I just read the most inspirational article about Ms. Bel Kaufman, the new professor of “The History of Jewish Humor” at Hunter College in Manhattan. A natural comedienne, she introduces her class with a joke:
The Frenchman says: “I’m tired and thirsty. I must have a glass of wine.” The German says: “I’m tired and thirsty. I must have a beer.” The Jew says: “I’m tired and thirsty. I must have diabetes.”
Teaching the new course, Ms. Kaufman not only tells Jewish jokes; she analyzes them. “We were investigating why so many comedians are Jewish and so many Jewish jokes are so self-accusing,” she explains. “It goes back to immigration from the shtetl, from that poverty, and because the Jew was the object of so much opprobrium and hatred,” she said. “The jokes were a defense mechanism: [As if to say:] ‘We’re going to talk about ourselves in a more damaging way than you could.’ ”
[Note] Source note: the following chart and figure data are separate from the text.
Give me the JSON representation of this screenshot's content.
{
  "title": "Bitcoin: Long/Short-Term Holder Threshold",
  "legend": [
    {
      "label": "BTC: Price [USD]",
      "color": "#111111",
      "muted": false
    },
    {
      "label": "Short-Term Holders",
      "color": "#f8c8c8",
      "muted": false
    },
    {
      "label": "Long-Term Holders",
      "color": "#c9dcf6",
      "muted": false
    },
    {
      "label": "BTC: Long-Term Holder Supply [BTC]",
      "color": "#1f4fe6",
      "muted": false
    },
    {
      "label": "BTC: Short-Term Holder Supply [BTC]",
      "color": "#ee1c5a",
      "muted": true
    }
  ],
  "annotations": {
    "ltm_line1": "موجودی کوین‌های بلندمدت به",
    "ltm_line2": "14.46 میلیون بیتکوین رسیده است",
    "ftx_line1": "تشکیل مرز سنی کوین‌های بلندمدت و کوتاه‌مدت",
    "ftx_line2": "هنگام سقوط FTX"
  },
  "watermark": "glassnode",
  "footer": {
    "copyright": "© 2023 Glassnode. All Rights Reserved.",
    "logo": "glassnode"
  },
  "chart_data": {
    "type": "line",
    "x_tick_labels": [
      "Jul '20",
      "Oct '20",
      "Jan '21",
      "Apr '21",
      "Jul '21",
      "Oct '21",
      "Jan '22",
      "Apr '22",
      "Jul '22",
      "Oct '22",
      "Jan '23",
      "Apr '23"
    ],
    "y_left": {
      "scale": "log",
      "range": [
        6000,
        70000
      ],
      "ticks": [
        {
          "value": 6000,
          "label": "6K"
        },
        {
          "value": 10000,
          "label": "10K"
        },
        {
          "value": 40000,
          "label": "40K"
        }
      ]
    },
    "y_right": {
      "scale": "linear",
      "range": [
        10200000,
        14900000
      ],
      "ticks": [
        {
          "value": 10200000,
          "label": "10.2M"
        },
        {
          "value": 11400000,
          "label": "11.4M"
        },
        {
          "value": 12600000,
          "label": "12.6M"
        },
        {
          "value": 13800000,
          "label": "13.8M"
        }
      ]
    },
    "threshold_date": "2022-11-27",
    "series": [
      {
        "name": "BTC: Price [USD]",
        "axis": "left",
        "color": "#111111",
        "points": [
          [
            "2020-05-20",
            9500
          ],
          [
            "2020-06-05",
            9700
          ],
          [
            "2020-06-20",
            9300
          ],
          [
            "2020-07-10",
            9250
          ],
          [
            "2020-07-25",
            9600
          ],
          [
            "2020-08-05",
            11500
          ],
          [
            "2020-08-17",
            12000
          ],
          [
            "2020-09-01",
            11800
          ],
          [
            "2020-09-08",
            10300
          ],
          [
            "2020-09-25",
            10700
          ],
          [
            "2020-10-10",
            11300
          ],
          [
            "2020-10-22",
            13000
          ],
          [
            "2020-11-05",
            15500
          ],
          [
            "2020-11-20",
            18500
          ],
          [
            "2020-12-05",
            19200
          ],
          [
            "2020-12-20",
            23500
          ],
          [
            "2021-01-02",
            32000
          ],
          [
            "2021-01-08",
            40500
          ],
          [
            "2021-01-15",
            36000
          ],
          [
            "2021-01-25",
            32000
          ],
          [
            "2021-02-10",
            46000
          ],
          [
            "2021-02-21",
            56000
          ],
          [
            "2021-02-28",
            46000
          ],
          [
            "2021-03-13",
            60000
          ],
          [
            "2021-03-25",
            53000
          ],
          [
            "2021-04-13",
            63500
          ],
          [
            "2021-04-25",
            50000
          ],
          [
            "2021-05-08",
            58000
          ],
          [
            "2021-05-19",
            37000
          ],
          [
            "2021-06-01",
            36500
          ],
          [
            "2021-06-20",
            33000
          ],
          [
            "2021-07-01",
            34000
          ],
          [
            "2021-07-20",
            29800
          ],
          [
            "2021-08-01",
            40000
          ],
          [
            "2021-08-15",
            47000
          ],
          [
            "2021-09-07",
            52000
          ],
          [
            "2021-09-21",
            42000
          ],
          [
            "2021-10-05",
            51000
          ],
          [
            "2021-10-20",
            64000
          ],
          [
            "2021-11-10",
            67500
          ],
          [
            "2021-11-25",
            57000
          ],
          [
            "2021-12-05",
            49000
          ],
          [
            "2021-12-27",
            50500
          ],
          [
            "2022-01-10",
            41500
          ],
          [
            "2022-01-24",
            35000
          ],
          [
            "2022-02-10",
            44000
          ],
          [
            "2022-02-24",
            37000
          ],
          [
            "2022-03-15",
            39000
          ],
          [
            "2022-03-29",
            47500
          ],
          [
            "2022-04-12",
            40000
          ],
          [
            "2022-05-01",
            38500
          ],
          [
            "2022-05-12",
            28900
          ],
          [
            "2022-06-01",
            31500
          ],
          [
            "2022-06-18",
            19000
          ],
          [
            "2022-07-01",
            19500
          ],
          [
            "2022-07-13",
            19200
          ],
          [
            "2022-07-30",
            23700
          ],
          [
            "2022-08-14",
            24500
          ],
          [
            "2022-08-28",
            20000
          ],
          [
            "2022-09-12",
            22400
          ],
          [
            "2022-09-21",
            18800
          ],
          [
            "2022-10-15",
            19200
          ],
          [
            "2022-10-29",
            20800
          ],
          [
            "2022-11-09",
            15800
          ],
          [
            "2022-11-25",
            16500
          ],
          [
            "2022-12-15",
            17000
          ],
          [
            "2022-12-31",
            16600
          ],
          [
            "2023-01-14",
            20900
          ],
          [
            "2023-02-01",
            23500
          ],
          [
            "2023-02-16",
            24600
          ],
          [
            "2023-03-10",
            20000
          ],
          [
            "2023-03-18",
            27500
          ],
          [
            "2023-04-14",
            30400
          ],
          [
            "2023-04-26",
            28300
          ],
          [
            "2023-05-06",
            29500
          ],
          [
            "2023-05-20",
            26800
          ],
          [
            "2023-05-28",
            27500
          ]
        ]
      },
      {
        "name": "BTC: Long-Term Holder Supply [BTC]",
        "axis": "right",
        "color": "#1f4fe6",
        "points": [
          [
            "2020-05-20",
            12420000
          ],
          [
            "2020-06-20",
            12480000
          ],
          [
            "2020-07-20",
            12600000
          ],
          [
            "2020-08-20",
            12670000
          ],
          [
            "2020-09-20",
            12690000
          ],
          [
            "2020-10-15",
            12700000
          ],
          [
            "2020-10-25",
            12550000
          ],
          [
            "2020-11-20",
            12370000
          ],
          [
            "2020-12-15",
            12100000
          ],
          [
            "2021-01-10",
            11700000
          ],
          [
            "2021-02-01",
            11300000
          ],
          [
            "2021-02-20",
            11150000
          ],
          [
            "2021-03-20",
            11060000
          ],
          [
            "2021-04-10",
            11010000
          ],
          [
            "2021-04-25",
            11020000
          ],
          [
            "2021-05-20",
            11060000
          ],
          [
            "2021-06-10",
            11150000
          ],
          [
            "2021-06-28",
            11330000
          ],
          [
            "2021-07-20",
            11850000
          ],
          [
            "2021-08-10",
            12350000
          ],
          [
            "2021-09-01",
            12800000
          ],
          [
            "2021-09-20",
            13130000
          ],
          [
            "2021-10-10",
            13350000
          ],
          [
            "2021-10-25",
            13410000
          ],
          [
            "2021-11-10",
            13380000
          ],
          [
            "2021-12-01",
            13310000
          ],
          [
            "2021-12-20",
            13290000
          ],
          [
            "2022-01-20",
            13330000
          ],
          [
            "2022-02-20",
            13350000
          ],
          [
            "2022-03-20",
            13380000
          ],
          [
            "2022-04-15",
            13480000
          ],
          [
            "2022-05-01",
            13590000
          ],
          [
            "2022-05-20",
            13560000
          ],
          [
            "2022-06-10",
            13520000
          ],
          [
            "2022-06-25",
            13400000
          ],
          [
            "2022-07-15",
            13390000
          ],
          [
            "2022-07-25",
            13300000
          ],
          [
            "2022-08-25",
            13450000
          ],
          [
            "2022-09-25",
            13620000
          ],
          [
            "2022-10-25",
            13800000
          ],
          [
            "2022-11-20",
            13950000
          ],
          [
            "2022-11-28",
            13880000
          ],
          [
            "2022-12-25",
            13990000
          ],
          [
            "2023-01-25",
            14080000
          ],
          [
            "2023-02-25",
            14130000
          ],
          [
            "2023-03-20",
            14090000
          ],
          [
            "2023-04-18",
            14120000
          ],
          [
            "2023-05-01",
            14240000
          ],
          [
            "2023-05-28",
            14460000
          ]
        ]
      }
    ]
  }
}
The teacher of this class, author of the best-selling novel, Up the Down Staircase, and granddaughter of Sholem Aleichem, was raised on Jewish humor in shtetl life. On May 10th she celebrated her 100th birthday. Yom Huledet Same’ach! When asked how it felt starting a new job at age 100, Ms. Kaufman was unfazed: “It must have happened gradually, while I wasn’t looking,” … “I feel no different than I felt at 99, 98 or 97.” When asked about her second husband, who is ninety-four years old, Ms. Kaufman shrugs: “He likes older women.”
In the hands of this mature new teacher, who happens to be Sholem Aleichem’s granddaughter, the history of Jewish humor never had it so good.
May we all be blessed to learn, to laugh, and to love.